A federal court ruling last year that threw out a Environmental Protection Agency radiation standard and regulatory and budget problems made the Energy Department miss the deadline to file an application for a construction license, but she said she did not have much control over that. The department plans to submit a license application for the proposed nuclear waste repository at Yucca, 90 miles northwest of Las Vegas, by the end of this year.
Chu said if the Environmental Protection Agency establishes a new standard quickly, it will not affect the program much, but if the agency takes a long time to set a new standard it will push it farther off track. She expects the repository will not open until 2012, rather than 2010 as the department had planned for decades.
Chu expects to stay through Feb. 25 before returning to New Mexico, but she said she has no plans on what she will do next. She had been planning to leave for six months and she said most people knew she had planned to stay for only one term. She said she was, overall, quite pleased with her time heading up the program.
"It's a daunting, difficult program," Chu said.
The biggest obstacle the project still faces is the budget, she said.
"It takes a lot of money to build and operate a nuclear repository," Chu said.
She believes Congress will eventually pass a change to budget rules that would allow fees paid for nuclear power users for the repository to go directly toward the program without affecting other federal programs. Under current rules, lawmakers who want to fund Yucca have to take money away from other projects in the energy and water spending bill.
Chu said it does not take a lot of explanation to Congress for why it should change the rules and it will only be a matter of time before it is done, although she would want to see it ready for the fiscal year 2007 budget.

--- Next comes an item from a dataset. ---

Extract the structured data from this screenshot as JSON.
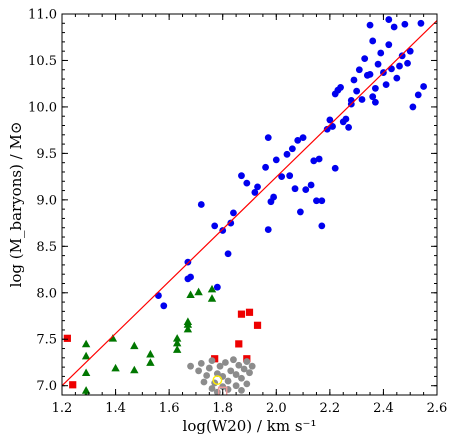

Meanwhile, the state utility commissioners for the last two days have been discussing their frustration with nuclear power users paying for a repository they have yet to see, while nuclear companies have to pay to store used fuel at their nuclear power plants.
The department was supposed to take the waste in 1998. Congress has shortchanged the project $1 billion below the department's requests over the past decade while $16 billion sits in the fund waiting to be spent.
Don Keskey, an attorney with Michigan law firm Clark Hill, said state regulators should create separate accounts for ratepayer money owed to the fund and hold onto it rather than sending it to Washington.
But Jay Silberg, an attorney with Washington, D.C., law firm Shaw Pittman, advised against opening separate accounts because it could violate a contract created under federal law with the department and put a nuclear power plant's operating license on the line.
Another option, discussed Sunday, was to pull the Yucca project from the department completely and create a separate government corporation tasked solely with building the repository.